Era un suono così fastidioso che avrei voluto poter interromperlo, ma alla fine realizzai che cosa quel bip costante e ripetitivo stava a simboleggiare e non potei non agitarmi, con una serie quasi infinita di punti di domanda che mi si accendevano nella testa.

Alzai le palpebre di scatto, tornando a chiuderle nel momento esatto in cui una frustrante luce bianca mi attraversò la vista, accecandomi con intensità indesiderata, tale da portarmi via un lamento.

Cercai di coprirmi il volto con la mano o in generale il braccio, ma risultò letteralmente impossibile, sicché tutti e due i miei arti superiori erano tenuti fermi con... Lacci?

"Perchè sono legata? Cosa significa?"

Il mio fiato quasi mi si interruppe in gola nel momento in cui percepii una voce in sottofondo, quasi di qualcuno posto sott'acqua, chiamare il mio nome, chiedendo qualcosa che non comprendevo di preciso, siccome a quel punto essa si era tramutata in un borbottio incomprensibile.

Riconobbi la voce solo dopo che i miei occhi la collegarono con una faccia, riuscendo finalmente ad adattarsi all'aurea bianca proveniente dal soffitto e a quella nata dalla finestra, leggermente socchiusa, che metteva in mostra un clima soleggiato, da pomeriggio.

Mi ritrovai a fissare quella persona, stralunata, non sapendo di preciso cosa pensare, nè tantomeno avendo un accenno di comprensione.

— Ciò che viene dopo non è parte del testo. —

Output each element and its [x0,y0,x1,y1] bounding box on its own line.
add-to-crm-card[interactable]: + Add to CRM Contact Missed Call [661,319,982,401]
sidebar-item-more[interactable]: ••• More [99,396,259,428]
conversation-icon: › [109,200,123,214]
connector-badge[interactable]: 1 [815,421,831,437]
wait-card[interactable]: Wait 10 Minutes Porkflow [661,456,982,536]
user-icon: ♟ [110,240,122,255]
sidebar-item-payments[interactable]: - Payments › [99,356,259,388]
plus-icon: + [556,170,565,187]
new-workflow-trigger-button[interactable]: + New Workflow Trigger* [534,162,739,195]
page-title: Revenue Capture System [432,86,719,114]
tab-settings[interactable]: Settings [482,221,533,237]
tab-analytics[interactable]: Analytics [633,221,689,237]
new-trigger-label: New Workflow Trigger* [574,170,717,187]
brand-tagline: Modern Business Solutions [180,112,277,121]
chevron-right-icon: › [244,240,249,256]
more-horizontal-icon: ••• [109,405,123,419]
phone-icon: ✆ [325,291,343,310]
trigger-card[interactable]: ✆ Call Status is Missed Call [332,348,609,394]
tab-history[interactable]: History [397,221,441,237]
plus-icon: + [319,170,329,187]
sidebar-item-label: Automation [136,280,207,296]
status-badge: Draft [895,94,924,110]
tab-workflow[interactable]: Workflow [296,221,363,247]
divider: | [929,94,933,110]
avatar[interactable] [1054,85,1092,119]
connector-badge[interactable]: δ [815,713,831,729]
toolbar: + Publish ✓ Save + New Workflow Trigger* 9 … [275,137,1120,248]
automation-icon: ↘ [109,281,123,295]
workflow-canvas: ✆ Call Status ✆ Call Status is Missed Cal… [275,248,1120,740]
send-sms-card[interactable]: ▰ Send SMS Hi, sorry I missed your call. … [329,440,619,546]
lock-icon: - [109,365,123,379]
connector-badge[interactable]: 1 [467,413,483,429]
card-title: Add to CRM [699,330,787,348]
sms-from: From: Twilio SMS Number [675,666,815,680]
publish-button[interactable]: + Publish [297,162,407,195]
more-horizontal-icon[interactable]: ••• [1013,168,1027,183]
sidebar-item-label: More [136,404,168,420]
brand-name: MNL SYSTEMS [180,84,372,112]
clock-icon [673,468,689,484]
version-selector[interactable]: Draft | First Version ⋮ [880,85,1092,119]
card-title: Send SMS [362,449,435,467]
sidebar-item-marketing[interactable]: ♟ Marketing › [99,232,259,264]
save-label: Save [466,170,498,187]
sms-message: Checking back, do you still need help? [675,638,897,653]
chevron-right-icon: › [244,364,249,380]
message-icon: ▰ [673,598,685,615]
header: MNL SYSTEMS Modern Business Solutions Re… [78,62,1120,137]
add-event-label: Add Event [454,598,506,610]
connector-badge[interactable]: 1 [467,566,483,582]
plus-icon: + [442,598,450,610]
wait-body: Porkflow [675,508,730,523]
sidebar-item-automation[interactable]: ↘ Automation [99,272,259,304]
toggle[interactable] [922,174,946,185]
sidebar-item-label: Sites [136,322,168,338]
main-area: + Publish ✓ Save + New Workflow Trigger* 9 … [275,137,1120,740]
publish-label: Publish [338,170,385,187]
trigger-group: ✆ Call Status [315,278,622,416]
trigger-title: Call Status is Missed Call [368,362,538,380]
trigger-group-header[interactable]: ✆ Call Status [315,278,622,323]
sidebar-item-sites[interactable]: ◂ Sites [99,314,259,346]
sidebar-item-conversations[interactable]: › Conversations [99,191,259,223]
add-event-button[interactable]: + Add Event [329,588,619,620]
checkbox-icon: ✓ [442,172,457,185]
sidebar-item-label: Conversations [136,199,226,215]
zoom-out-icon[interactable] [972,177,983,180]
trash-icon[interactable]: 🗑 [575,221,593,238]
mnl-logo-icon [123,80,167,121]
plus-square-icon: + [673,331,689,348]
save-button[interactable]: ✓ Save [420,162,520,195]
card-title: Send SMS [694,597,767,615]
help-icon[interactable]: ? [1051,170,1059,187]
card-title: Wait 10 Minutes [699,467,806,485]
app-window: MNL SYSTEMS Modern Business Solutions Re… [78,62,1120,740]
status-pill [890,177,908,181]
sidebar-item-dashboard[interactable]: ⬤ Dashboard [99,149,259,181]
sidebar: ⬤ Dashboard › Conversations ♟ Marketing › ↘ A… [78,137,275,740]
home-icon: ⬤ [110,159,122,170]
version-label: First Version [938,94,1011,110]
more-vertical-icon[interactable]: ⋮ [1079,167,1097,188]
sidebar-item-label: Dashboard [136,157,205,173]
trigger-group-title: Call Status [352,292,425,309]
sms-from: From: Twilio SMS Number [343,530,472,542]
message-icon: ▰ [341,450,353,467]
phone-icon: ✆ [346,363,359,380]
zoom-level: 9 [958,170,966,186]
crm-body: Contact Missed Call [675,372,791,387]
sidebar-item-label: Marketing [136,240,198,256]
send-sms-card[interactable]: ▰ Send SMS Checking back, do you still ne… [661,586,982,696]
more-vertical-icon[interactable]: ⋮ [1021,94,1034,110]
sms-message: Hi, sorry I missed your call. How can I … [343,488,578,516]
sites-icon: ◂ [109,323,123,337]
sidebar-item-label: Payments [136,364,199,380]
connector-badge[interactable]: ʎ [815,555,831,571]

Non ero spaventata, questo no, ma non avevo chiarezza alcuna da nessuna parte, quindi, piuttosto, potevo definirmi allarmata.

-S... Summer?- asserii con voce rotta, aggrottando la fronte e tossicchiando nel tentativo di riottenere una voce normale, tentando perlopiù di mettermi seduta, fallendo miseramente in entrambe - Perché... - deglutii - Perché sono in un lettino da ospedale? E perché ho i polsi... ?- posai lo sguardo sui lacci neri, fissandoli duramente, sempre la fronte contratta.

Udii un verso che sembrava una risata soffocata, qualcosa che mi fece alzare lo sguardo, individuando la seconda figura nella stanza che in precedenza non avevo notato.

Alex, seduto nella sedia affianco alla porta, battendo il piede contro il pavimento, con un espressione illeggibile.

Non sapevo definire se era arrabbiato con me o meno, ma se dovevo essere sincera non me ne fregava un fico secco del suo parere, non per il momento, piuttosto volevo capire il significato della risata e del perché ero stata legata al letto come una criminale o cose del genere.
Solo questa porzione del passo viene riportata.